Tanzen für ewige Zeiten
[372] Tanzen für ewige Zeiten. In den zwanziger Jahren des 10. Jahrhunderts befand sich Kaiser Heinrich I. von seinem Herzogthume Sachsen aus auf einer Inspectionsreise durch die zweite sorbische Grenzmark, die Uferlandschaften der weißen Elster und der Saale. Die Irmensäulen der heidnischen Sorben waren längst gestürzt, und auf den Stätten vieler ehemaligen heiligen Haine erhoben sich längs der Grenzmark die kaiserlichen Zwing-, Trutz- und Schutzburgen, von welchen aus die kaiserlichen Vögte die Marken regierten. In seinem innersten Fühlen und Empfinden war indeß das Volk noch vielfach heidnisch, und so wie es das kaiserliche Regiment nur ungern ertrug, so fügte es sich auch nur ungern dem Zwange des Christenthums. Nicht selten fiel es sogar direct in die alten heidnischen Gebräuche zurück und dies besonders, wenn ein Tag herankam, an welchem die Vorfahren zu Ehren des einen oder andern der heidnischen Götter ein heiteres Fest gefeiert hatten. An solchen Tagen wurde die ganze mühsam eingeimpfte christliche Anschauung total vergessen, und die heiteren Klänge alter heidnischer Gesänge begeisterten Jugend und Alter zu ausgelassenen Festen, in denen sie sich voll und ganz den poesiereichen Ueberliefernngen einer sagen- und freudereichen Vergangenheit hingaben, den nicht selten zwingenden Verhältnissen der Gegenwart aber nur wenig oder garnicht Rechnung trugen.
Ein solches Fest fand auch eben statt, als Kaiser Heinrich I. das Land bereiste und zu Pfingsten in die Nähe des Marktfleckens Langenberg (Kreis Gera) kam. Die Bewohner gaben sich in dem heiligen Haine auf dem Hausberge in lautem Jubel der Lust eines gottesdienstlichen Tanzes zu Ehren des sorbenwendischen Liebesgottes Liko hin und achteten es wenig, als ihnen von der Nähe des Kaisers Kunde ward. Ja, auch als der Kaiser ihnen Botschaft schickte, er sitze mit seinem Reisezuge drunten im Thale im Moraste der Heerstraße fest und gebiete seinen Unterthanen, unverweilt in ihre Dorfschaften zu eilen und Zugthiere herbeizubringen, damit er seine Reise fortsetzen könne, – auch da ließen sie sich in ihrem Feste noch lange nicht stören, sondern schickten einfach dem Kaiser die Antwort: Sie könnten nicht kommen; sie hätten all’weil zu tanzen! Es wird nicht erzählt, wie der Kaiser diese Antwort im ersten Augenblicke aufgenommen hat, wohl aber, welchen Bescheid er den Tanzenden endlich zurücksagen ließ, und dieser war jedenfalls wohlüberlegt.

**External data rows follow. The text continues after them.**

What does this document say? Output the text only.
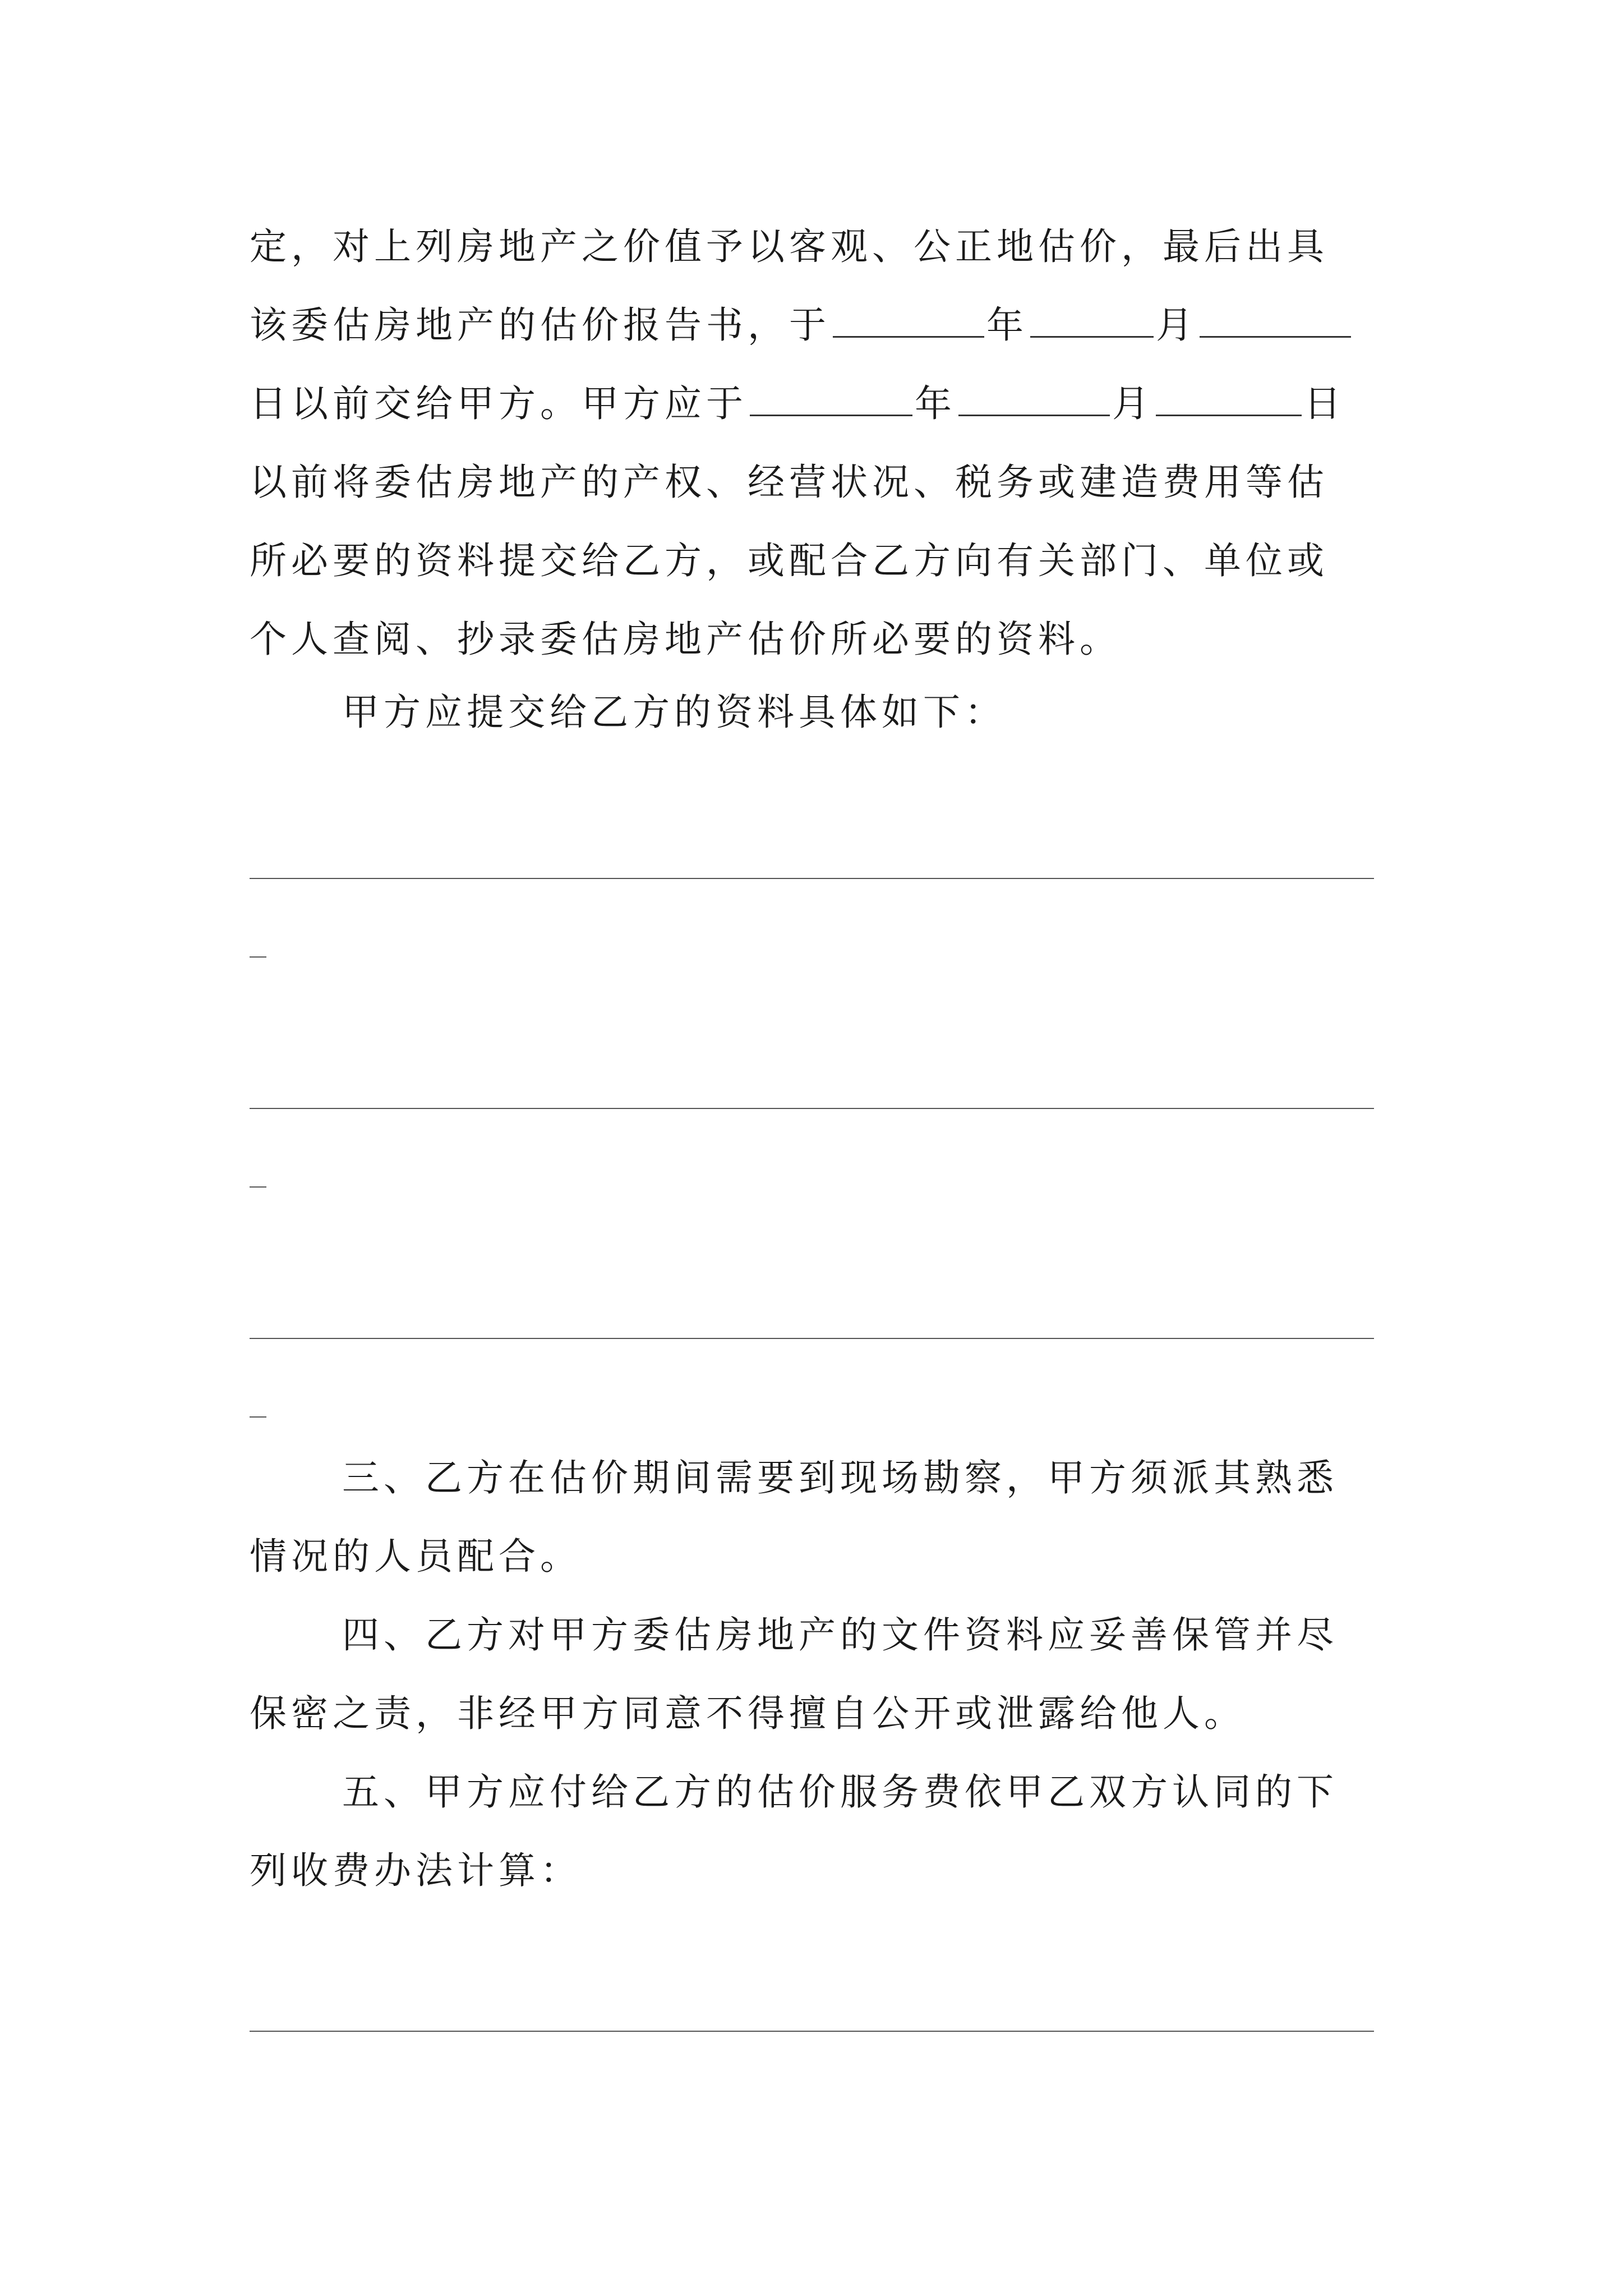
定，对上列房地产之价值予以客观、公正地估价，最后出具
该委估房地产的估价报告书，于	年	月
日以前交给甲方。甲方应于	年	月	日
以前将委估房地产的产权、经营状况、税务或建造费用等估
所必要的资料提交给乙方，或配合乙方向有关部门、单位或
个人查阅、抄录委估房地产估价所必要的资料。
甲方应提交给乙方的资料具体如下：
三、乙方在估价期间需要到现场勘察，甲方须派其熟悉
情况的人员配合。
四、乙方对甲方委估房地产的文件资料应妥善保管并尽
保密之责，非经甲方同意不得擅自公开或泄露给他人。
五、甲方应付给乙方的估价服务费依甲乙双方认同的下
列收费办法计算：
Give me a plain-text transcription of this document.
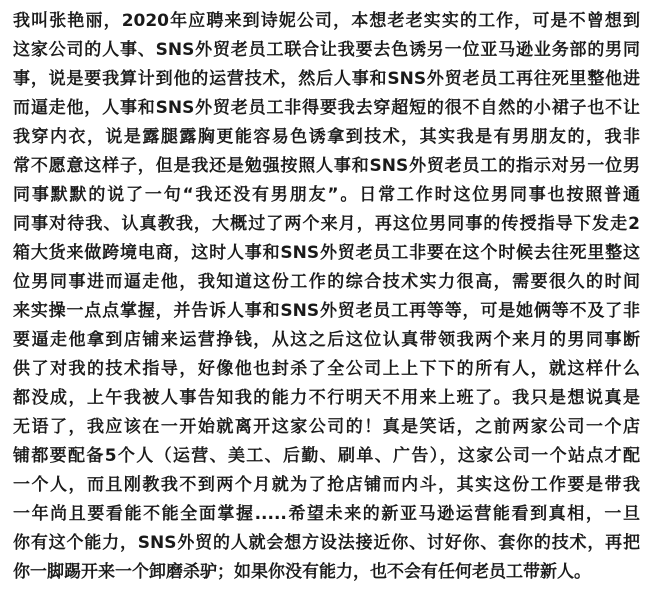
我叫张艳丽，2020年应聘来到诗妮公司，本想老老实实的工作，可是不曾想到
这家公司的人事、SNS外贸老员工联合让我要去色诱另一位亚马逊业务部的男同
事，说是要我算计到他的运营技术，然后人事和SNS外贸老员工再往死里整他进
而逼走他，人事和SNS外贸老员工非得要我去穿超短的很不自然的小裙子也不让
我穿内衣，说是露腿露胸更能容易色诱拿到技术，其实我是有男朋友的，我非
常不愿意这样子，但是我还是勉强按照人事和SNS外贸老员工的指示对另一位男
同事默默的说了一句“我还没有男朋友”。日常工作时这位男同事也按照普通
同事对待我、认真教我，大概过了两个来月，再这位男同事的传授指导下发走2
箱大货来做跨境电商，这时人事和SNS外贸老员工非要在这个时候去往死里整这
位男同事进而逼走他，我知道这份工作的综合技术实力很高，需要很久的时间
来实操一点点掌握，并告诉人事和SNS外贸老员工再等等，可是她俩等不及了非
要逼走他拿到店铺来运营挣钱，从这之后这位认真带领我两个来月的男同事断
供了对我的技术指导，好像他也封杀了全公司上上下下的所有人，就这样什么
都没成，上午我被人事告知我的能力不行明天不用来上班了。我只是想说真是
无语了，我应该在一开始就离开这家公司的！真是笑话，之前两家公司一个店
铺都要配备5个人（运营、美工、后勤、刷单、广告），这家公司一个站点才配
一个人，而且刚教我不到两个月就为了抢店铺而内斗，其实这份工作要是带我
一年尚且要看能不能全面掌握.....希望未来的新亚马逊运营能看到真相，一旦
你有这个能力，SNS外贸的人就会想方设法接近你、讨好你、套你的技术，再把
你一脚踢开来一个卸磨杀驴；如果你没有能力，也不会有任何老员工带新人。
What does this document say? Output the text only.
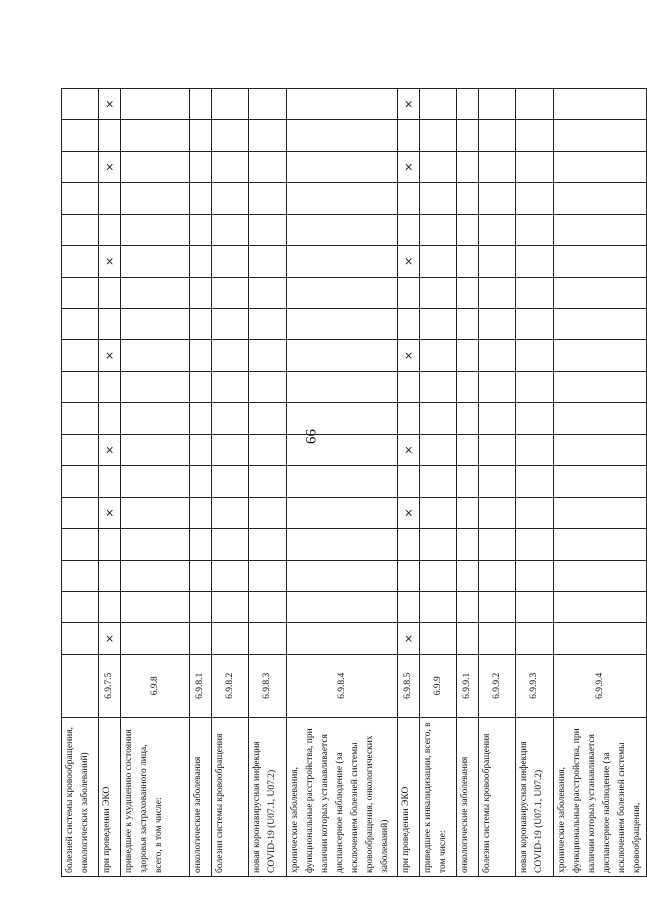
99
болезней системы кровообращения, онкологических заболеваний)																			
при проведении ЭКО	6.9.7.5	×				×		×			×			×			×		×
приведшее к ухудшению состояния здоровья застрахованного лица, всего, в том числе:	6.9.8																		
онкологические заболевания	6.9.8.1																		
болезни системы кровообращения	6.9.8.2																		
новая коронавирусная инфекция COVID-19 (U07.1, U07.2)	6.9.8.3																		
хронические заболевания, функциональные расстройства, при наличии которых устанавливается диспансерное наблюдение (за исключением болезней системы кровообращения, онкологических заболеваний)	6.9.8.4																		
при проведении ЭКО	6.9.8.5	×				×		×			×			×			×		×
приведшее к инвалидизации, всего, в том числе:	6.9.9																		
онкологические заболевания	6.9.9.1																		
болезни системы кровообращения	6.9.9.2																		
новая коронавирусная инфекция COVID-19 (U07.1, U07.2)	6.9.9.3																		
хронические заболевания, функциональные расстройства, при наличии которых устанавливается диспансерное наблюдение (за исключением болезней системы кровообращения,	6.9.9.4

„Wohl,“ so lautete er, „wenn sie heute tanzen wollen, so sollen sie vom nächsten Jahre an bis in alle Ewigkeit tanzen zur Frohn!“
Und so kam es. Der heidnische Opfertanz wurde umgewandelt in einen christlichen Tanz an Gerichtsstelle, der Rolandssäule zu Langenberg. An Stelle der heidnischen Priester saßen an der Säule nun die kaiserlichen Richter, deren jüngster den Tanz eröffnete. Der Landrichter von Gera führte in Amtskleidung den Vorsitz, ihm zur Seite saßen die Gerichtsschöffen von Langenberg und den umliegenden Dörfern. Der Gerichtsplatz war durch die bewaffnete Mannschaft Langenbergs abgesperrt; die Namen der Tanzpflichtigen wurden zu Anfang des Tanzes durch einen Actuar feierlich verlesen. H. M.